In 2008, the global economic crisis damaged the region’s economy, forcing governments there to adopt austerity measures that prevented significant growth. As the Economist Intelligence Unit observed, “in 2012, GDP in the Western Balkans was still almost 10 percent below its 1989 level, whereas it was almost 60 percent higher on average in the countries that joined the EU in 2004–07.” Given such a stark absence of visible progress, there is a profound feeling within the Western Balkans that nothing will change, which prompts the citizens of the region to move to other countries. According to the latest census, around 3.8 million people live in Bosnia and Herzegovina, about half of whom have indicated they would be prepared to work abroad – the highest proportion in South-Eastern Europe. A similar sentiment prevails in Albania, which experienced significant levels of emigration between 2011 and 2016.

 

Yet – contrary to the mainstream view – citizens depart the region not only due to economic hardship and a slow transition but also for more complex reasons. A recent survey in Croatia, which joined the EU in 2013, found that the most common triggers of emigration are corruption, primitivism, religious chauvinism, and nationalism. According to official statistics, 36,436 people left Croatia in 2016. Although many hoped EU accession would provide enough incentives for people to stay and thrive in Croatia, as has occurred in Bulgaria and other countries, the process appears to have only accelerated emigration even more. The absence of a region-wide political debate on migration is very clear. Whether because they are morally embarrassed, incompetent, or just indifferent, political leaders in the Western Balkans have yet to begin unpacking the question of why people leave, let alone address the problem.

 

The EU has repeatedly expressed its concerns about high levels of emigration from the Western Balkans.
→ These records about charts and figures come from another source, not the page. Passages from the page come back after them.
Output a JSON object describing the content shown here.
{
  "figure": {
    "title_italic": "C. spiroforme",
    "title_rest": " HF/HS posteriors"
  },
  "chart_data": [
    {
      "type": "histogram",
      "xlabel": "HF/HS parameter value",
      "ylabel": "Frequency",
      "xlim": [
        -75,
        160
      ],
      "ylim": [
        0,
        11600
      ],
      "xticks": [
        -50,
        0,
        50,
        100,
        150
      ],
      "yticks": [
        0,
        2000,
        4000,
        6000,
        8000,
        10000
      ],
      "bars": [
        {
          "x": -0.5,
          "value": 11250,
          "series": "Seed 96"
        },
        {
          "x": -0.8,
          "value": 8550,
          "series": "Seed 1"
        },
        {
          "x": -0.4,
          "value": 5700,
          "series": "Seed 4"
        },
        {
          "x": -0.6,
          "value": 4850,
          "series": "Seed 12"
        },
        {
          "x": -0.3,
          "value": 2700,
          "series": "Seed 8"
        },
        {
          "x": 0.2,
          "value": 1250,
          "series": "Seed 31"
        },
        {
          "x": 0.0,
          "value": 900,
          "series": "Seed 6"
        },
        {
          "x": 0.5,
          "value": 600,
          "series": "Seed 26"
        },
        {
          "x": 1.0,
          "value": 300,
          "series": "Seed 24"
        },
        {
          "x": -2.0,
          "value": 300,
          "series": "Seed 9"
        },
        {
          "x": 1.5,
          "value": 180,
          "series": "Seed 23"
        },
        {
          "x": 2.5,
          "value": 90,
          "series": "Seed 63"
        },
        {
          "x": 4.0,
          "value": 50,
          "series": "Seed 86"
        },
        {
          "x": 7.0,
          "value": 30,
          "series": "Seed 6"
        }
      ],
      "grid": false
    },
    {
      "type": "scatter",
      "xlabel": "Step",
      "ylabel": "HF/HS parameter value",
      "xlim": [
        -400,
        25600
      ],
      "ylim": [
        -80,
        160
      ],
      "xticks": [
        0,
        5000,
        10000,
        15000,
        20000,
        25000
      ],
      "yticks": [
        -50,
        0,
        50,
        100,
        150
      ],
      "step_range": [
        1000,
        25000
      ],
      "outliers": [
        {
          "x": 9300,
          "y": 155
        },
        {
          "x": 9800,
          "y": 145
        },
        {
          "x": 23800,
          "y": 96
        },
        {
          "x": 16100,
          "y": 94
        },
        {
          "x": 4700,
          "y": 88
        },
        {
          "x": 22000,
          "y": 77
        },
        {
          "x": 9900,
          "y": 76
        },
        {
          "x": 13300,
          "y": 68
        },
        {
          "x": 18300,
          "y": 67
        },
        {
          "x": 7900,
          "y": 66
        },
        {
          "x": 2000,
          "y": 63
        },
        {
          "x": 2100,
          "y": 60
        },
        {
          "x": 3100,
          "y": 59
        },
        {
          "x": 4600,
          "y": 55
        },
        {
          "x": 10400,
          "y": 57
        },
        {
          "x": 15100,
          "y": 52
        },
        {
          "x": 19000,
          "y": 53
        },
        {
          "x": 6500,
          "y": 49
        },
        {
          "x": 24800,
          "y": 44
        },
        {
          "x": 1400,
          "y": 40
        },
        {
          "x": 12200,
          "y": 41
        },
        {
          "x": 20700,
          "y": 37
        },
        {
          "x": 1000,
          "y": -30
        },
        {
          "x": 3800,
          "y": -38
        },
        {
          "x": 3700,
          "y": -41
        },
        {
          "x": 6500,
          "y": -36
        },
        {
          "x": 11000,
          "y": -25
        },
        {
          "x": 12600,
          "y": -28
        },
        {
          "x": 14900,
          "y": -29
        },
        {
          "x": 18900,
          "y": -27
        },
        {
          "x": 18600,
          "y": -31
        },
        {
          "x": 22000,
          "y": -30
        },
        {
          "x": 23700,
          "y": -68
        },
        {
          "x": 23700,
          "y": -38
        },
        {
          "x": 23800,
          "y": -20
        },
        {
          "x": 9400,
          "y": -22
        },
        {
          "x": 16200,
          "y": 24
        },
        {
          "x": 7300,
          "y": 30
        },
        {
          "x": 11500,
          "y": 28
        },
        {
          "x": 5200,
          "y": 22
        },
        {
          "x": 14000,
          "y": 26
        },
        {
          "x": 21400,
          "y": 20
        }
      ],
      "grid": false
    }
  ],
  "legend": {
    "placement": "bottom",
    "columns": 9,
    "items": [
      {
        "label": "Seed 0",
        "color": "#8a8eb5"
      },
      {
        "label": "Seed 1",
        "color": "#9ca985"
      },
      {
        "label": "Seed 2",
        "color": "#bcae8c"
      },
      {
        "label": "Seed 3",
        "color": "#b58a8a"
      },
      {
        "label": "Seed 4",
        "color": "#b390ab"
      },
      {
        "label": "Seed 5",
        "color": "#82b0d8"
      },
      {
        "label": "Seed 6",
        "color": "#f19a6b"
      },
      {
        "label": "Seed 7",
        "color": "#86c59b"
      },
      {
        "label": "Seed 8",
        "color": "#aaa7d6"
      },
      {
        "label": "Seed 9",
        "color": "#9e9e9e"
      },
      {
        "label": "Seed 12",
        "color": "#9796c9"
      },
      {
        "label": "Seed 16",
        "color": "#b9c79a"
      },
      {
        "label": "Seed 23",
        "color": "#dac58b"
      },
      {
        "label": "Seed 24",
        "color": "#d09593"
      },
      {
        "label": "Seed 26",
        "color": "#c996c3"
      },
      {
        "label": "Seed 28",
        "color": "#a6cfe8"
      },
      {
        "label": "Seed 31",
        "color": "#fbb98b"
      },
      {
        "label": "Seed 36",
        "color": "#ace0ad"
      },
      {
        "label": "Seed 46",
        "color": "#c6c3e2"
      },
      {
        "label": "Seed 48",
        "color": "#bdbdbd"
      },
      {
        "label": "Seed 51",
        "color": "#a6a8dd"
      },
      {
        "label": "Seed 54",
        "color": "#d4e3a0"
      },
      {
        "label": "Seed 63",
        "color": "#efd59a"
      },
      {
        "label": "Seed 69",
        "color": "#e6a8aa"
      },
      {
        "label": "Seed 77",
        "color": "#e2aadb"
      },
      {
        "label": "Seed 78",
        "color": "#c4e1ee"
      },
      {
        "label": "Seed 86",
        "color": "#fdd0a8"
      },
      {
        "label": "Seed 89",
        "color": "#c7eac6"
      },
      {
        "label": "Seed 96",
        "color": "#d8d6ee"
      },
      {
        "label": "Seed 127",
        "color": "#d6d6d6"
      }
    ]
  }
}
For instance, European Commissioner Johannes Hahn said in November 2016 that “our aim is to stop the brain drain from the region, to give the region a perspective” Yet, according to the available data, the EU profits from this emigration a great deal. Germany stopped accepting asylum applications from citizens of Western Balkans states in 2015. Since then, it has extensively relaxed its immigration laws for skilled workers from the region. In 2016, Germany welcomed only 40,000 new qualified workers, partly due to the language barrier and bureaucratic hurdles many immigrants face.

 

Countries in the region have struggled to respond to large-scale emigration partly due to a shortage of reliable empirical studies – and therefore reliable data – on its effects on human capital and growth. Knowing whether a country lost 1 percent or 11 percent of its population in a year dramatically changes how a government addresses the challenge. The few studies there feature widely varying figures. For example, the World Bank concluded that around 447,000 Macedonians lived abroad in 2010, while a European Commission report put the figure at around 544,000 for 2011 – an implausibly large rise, which creates considerable uncertainty for policymakers.

 

In the short term, policymakers will continue to lack reliable data on emigration from the Western Balkans, and have no realistic means of altering major trends in migration. However, they can still adopt proactive policies that ease economic pressure on the region, increase market access for citizens, and promote circular migration. In doing so, they need to acknowledge the limitations on their ability to control emigration, whose volume is often a product of conditions in destination countries.

 

‘The Way Back: Brain Drain and Prosperity in the Western Balkans’ – Policy Brief by Alida Vracic – European Council on Foreign Relations / ECFR.